CHRISTOPHER BRADDOCK

Performing Contagious Bodies: Ritual Participation in Contemporary Art

Braddock, Christopher (2013) Performing Contagious Bodies: Ritual Participation in Contemporary Art, London: Palgrave Macmillan.

Chris Braddock’s book explores live/performance art and installation practices through theories of magic ritual. It maps out a study of live art – together with its documentation and object/material traces – and uses the concepts of contagion, animism and ritual participation to open up a range of hotly debated questions about the temporal aspects of live art and their relation to ‘event’ and where ‘liveness’ lives. As such the book explores the intersections of performance studies, art history, anthropology and contemporary visual art practices. Performing Contagious Bodies dedicates full-length chapters to New Zealand artists Alicia Frankovich and Richard Maloy, and to Australian artists Laresa Kosloff and Alex Martinis Roe, together with discussion of a number of widely acknowledged Euro-American artists (Marcel Duchamp, Ann Hamilton, Bruce Nauman, Gabriel Orozco, Felix Gonzalez-Torres and Hannah Wilke).

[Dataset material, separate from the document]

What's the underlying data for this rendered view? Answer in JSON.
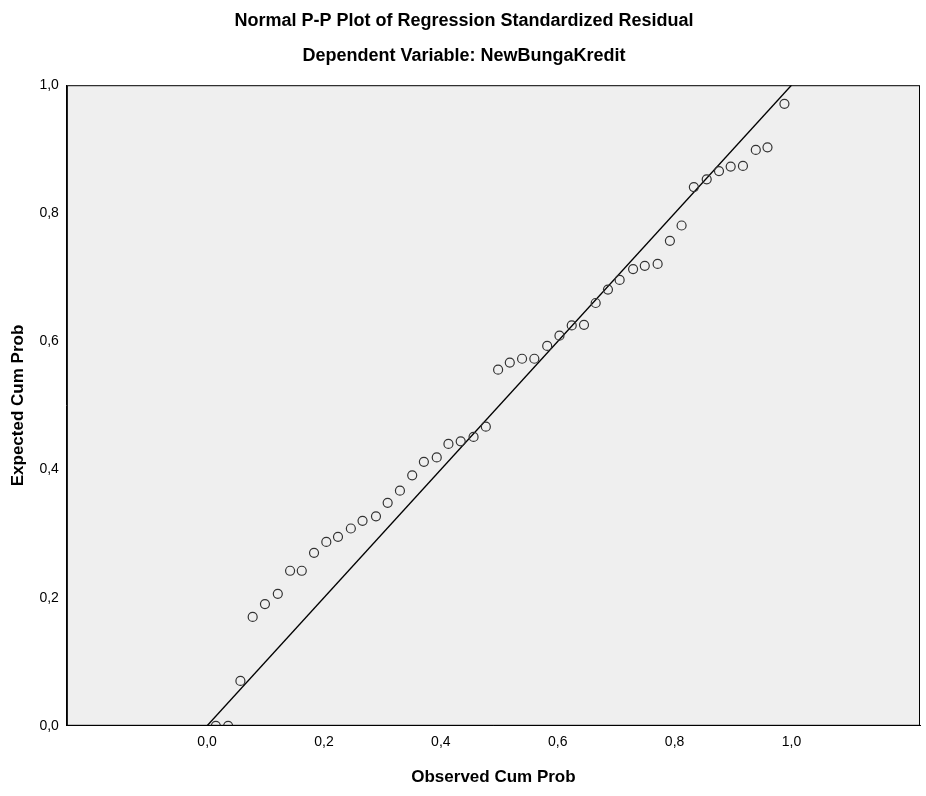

“While Performing Contagious Bodies specifically discusses artworks as material traces of various kinds of performance, I hope it does something larger than this. At its most ambitious it endeavours to portray artworks as profoundly live or spirited, where the sign that ‘represents’ dares to be the thing itself and therefore radically present in its material power. In getting to this point of view, the operations of deconstruction (Derrida in particular) are framed as spectacularly and marvellously ‘savage’ and magical. I propose, in fact, that there never were any savages, or, put another way, we are all savages. Along this journey, the book critiques and re-frames concepts such as ritual participation, animism and contagion.”